Estende-se comumente do período do Natal, que se inicia no fim de novembro, até 6 de janeiro, dia de Reis. Como observa Guilherme Porto em seu clássico estudo “As folias de Reis no Sul de Minas”, a época das folias pode ir de 25 de dezembro a 6 de janeiro, marcando simbolicamente os 13 dias de viagem dos magos, ou então de 25 de dezembro a 6 de janeiro, ou ainda durar três dias ou mesmo um só12.
Quanto à sua composição, é bastante variável, segundo os municípios e regiões do país. Poderíamos sintetizá-la em três grupos de indivíduos: aquele que leva a bandeira ou estandarte de Santos Reis; as personagens típicas, das quais poder-se-ia citar os palhaços; e os instrumentistas e cantores13. Além destes temos os demais foliões, que são àqueles que acompanham a folia sem uma função ritual estabelecida e os que esperam a passagem do cortejo em sua própria casa.
Ao percorrer o roteiro, trajeto ou giro da folia, ou seja, todo o caminho pelo qual a folia passa – que é comumente planejado de antemão e inclui um local de saída, os “pousos” de parada, que são as casas a serem visitadas, e um local de chegada, no qual a Festa de Santos Reis ocorrerá em 6 de janeiro -  os foliões buscam celebrar o nascimento de Jesus ao percorrer simbolicamente os passos dos magos peregrinos. Conforme observa Neide R. Gomes, vice presidente da Comissão Paulista de Folclore, professora e musicóloga, esta celebração do natalício de Jesus menino é o elemento comum que une toda a diversidade das folias no Brasil14.

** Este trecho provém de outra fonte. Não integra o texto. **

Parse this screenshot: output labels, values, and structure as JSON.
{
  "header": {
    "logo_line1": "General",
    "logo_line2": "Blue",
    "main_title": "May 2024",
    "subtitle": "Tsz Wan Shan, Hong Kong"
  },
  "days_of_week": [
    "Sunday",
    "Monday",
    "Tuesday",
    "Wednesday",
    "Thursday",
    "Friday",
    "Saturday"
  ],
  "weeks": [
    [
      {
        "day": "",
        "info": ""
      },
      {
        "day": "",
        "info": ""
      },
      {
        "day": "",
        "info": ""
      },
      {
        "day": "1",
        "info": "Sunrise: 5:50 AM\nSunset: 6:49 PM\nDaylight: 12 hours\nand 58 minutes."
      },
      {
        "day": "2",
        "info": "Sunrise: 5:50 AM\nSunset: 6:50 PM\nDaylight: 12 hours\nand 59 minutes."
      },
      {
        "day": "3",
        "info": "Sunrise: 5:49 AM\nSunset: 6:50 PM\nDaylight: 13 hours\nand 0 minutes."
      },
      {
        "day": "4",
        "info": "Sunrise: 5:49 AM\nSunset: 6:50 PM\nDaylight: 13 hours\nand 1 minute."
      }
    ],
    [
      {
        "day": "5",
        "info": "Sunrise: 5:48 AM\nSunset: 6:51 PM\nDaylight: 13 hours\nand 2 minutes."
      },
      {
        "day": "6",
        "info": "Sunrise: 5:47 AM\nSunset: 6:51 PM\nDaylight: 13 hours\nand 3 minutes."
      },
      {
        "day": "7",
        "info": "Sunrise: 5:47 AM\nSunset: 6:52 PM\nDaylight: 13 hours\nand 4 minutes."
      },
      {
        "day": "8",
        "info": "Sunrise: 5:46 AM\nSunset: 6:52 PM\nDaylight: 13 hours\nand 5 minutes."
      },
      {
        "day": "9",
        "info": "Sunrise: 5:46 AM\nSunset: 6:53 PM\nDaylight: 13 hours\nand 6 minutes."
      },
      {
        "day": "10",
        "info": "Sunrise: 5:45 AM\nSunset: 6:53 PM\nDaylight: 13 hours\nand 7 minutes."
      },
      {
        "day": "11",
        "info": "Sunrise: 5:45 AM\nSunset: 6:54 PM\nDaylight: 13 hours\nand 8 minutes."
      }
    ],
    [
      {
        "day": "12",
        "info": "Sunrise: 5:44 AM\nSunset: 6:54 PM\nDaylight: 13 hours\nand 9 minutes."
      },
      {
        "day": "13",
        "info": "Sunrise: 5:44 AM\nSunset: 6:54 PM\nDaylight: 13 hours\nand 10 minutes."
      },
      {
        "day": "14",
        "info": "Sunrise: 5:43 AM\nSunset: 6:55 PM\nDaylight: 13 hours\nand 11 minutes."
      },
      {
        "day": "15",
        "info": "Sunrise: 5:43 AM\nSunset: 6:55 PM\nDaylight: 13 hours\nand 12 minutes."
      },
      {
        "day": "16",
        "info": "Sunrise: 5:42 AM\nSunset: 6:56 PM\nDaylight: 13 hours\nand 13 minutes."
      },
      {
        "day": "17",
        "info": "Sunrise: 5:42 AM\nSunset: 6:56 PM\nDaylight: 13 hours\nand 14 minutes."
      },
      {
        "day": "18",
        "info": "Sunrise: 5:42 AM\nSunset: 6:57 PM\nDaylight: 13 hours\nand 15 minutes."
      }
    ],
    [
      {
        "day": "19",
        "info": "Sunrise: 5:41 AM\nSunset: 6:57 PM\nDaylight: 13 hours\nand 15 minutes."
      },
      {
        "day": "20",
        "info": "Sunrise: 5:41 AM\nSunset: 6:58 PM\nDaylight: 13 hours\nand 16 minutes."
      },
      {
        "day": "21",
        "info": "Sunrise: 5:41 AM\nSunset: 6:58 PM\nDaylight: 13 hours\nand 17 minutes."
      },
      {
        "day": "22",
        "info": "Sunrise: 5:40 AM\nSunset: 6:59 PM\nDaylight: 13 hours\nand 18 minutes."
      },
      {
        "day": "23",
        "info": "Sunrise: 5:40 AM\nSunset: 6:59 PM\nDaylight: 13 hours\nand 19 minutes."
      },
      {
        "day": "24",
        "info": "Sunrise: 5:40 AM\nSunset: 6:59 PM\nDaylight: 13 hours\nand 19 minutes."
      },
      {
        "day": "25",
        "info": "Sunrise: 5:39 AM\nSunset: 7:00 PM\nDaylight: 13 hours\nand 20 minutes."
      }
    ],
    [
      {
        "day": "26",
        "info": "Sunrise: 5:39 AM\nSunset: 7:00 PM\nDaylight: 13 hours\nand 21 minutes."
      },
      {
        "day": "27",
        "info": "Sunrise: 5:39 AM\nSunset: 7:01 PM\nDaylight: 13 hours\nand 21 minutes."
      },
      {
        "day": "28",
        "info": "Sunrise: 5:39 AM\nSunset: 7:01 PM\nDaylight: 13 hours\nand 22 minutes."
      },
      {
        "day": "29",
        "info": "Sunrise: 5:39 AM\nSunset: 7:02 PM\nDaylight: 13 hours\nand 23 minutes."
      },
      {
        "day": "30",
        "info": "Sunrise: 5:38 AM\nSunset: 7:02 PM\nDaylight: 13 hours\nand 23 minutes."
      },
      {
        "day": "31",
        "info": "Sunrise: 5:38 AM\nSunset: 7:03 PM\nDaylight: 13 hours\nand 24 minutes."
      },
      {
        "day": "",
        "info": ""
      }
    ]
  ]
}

Se valendo de instrumentos tais como viola, sanfona, caixa, adufe ou pandeiro, e até mesmo violinos, bandolim, violão, cavaquinho reco-reco e clarineta15, os cantores e instrumentistas têm um verdadeiro cancioneiro registrado em suas memórias. Tem música para partida, para chegada, para abençoar as casas ao longo do trajeto e para outras várias possíveis situações. “É noite, lá fora tem gente/ ô menino, vá ver quem é./ É os treis Reis de Oriente/ na barquinha de Noé”, é um exemplo destes ricos versos usados nestas Cantorias de Reis16.
A bandeira ou estandarte carregado é o objeto ritual mais sagrado nas folias. Feita de pano brilhante e afixado numa haste vertical, a ele se afixam fitas multicores, fotos de santos ou pessoas e até cédulas de dinheiro. É carregado pelo bandeireiro e entregue temporariamente aos donos da casas em que as folias chegam.



Personagem interessante nas folias é a do palhaço. Também chamado de bastião, alferes, mascarados, Mateus, morongo, marengo, pastorinhos, malungos, marungo17, a atuação destes alegres e dançantes integrantes evoca os soldados que teriam perseguido Jesus e os próprios magos. Contudo, como observa Carlos R. Brandão, sua atuação opõe-se a de todos os outros. Em certos grupos, como é o caso dos grupos da cidade de Mossâmedes, em Goiás, o palhaço faz provocações e piadas com os foliões. Mas, em ocasiões especiais, ou no último dia do trajeto, ele é convidado a retirar sua máscara, prostrar-se diante do presépio e pedir perdão18. Trata-se de uma conversão simbólica. Nas “folias paulistas e mineiras, os palhaços vão adiante, enquanto nas fluminenses ficam na retaguarda, proibidos de ultrapassar a bandeira”19. Interessante estudo sobre o tema é a tese de doutorado de Daniel Bitter intitulada “A bandeira e a máscara: estudo sobre a circulação de objetos rituais nas folias de reis”, de 2008, e publicada em 2010 pela 7 Letras, que avalia o lugar dos objetos rituais nas folias de reis como mediadores entre o social e o simbólico,  como materializadores de vínculos fundamentais no contexto das folias20. Dentre estes objetos encontra-se a máscara do palhaço folião.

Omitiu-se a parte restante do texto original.